An Australian lawmaker admitted – and apologized – Thursday to smearing his blood on a fellow lawmaker’s door after a scuffle.
Sen. Brian Burston admitted he wiped his bloody hand on the door of One Nation party leader Pauline Hanson on Wednesday, however bizarrely claimed he could not remember doing it.
“Whilst I do not recall the incident of blood on the door, I now have come to the conclusion that it was myself and I sincerely apologize for that action,” he told the Senate, news.com.au reported.
The blood incident stemmed from a scuffle that turned violent between Burston and Hanson’s aide, James Ashby, in the halls of parliament after an event they both attended Wednesday.
Burston told The Australian that Ashby ran up to him and his wife as they were leaving a dinner function and put a phone close to his face.
“I told him to f*** off,” he said, adding that Ashby continued to harass him and his wife. “I lost it. I grabbed him and pushed him against the wall.”
In a statement, Burston said he referred the incident to Australian Federal Police.
“Footage in circulation of an incident between Senator Burston and James Ashby does not show the entirety of what happened. The full assault on Senator Burston and his wife by James Ashby has not been depicted correctly,” the statement reads. “The senator must be able to exercise his rights of self-defense, to protect his wife and himself. It is clear that James Ashby has set up Senator Burston to look badly for political purpose, all in breach of parliamentary rules.”

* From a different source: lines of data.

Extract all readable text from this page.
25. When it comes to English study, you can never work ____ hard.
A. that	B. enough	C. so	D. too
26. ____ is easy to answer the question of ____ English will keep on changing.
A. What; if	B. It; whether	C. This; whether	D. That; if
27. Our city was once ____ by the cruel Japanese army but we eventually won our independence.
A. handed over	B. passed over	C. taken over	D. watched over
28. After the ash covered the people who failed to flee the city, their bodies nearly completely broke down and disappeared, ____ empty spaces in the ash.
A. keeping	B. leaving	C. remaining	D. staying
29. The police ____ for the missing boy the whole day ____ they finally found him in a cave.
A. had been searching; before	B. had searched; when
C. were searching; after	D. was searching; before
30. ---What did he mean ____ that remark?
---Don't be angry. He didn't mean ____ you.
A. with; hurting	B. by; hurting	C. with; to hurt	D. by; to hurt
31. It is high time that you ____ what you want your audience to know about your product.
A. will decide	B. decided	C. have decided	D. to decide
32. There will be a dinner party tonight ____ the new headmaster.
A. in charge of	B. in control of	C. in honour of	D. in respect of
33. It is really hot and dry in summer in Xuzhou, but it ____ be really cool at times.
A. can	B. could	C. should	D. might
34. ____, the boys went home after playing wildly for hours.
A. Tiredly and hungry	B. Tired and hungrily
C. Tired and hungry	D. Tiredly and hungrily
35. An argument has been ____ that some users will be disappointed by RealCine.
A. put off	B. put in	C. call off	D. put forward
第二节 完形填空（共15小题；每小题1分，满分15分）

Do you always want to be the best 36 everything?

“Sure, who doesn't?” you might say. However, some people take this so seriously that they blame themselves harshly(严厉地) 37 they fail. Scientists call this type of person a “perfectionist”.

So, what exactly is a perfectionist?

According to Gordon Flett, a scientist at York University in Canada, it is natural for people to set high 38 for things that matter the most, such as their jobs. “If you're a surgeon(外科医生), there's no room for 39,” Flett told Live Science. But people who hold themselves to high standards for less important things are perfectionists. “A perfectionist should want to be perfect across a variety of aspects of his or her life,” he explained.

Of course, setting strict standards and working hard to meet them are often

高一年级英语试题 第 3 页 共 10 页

Ashby claims he was trying to take pictures of Hanson leaving the same function when Burston attacked him.
The entire thing started earlier this week when Hanson used parliamentary privilege to accuse an unnamed senator of sexually harassing at least six staffers.
Burston later said he believed Hanson was speaking about him and strongly denied the allegations –accusing her of making unwanted advances towards him. Hanson called the allegations against her “an absolute joke.”
Burston was once a member of One Nation but left the party after a falling out with Hanson. He now represents the United Australia Party.
On Thursday, Hanson claimed Burston needs “some anger management.”
“It’s a real shame. I don’t need to see this, I hold this place very highly. What’s happened is so wrong,” she said, according to news.com.au.
On Thursday, the Senate revoked Ashby’s parliamentary pass on Thursday, saying he had an obligation to protect the safety of senators and members.
“The video footage that I have reviewed records the reported incident between Senator Burston and Mr. James Ashby last night. It shows inappropriate conduct by a pass-holder towards a senator,” Senate President Scott Ryan said in a statement.
Ashby, who has not lost his job and simply cannot enter parliament, said there must be a full investigation of this matter.”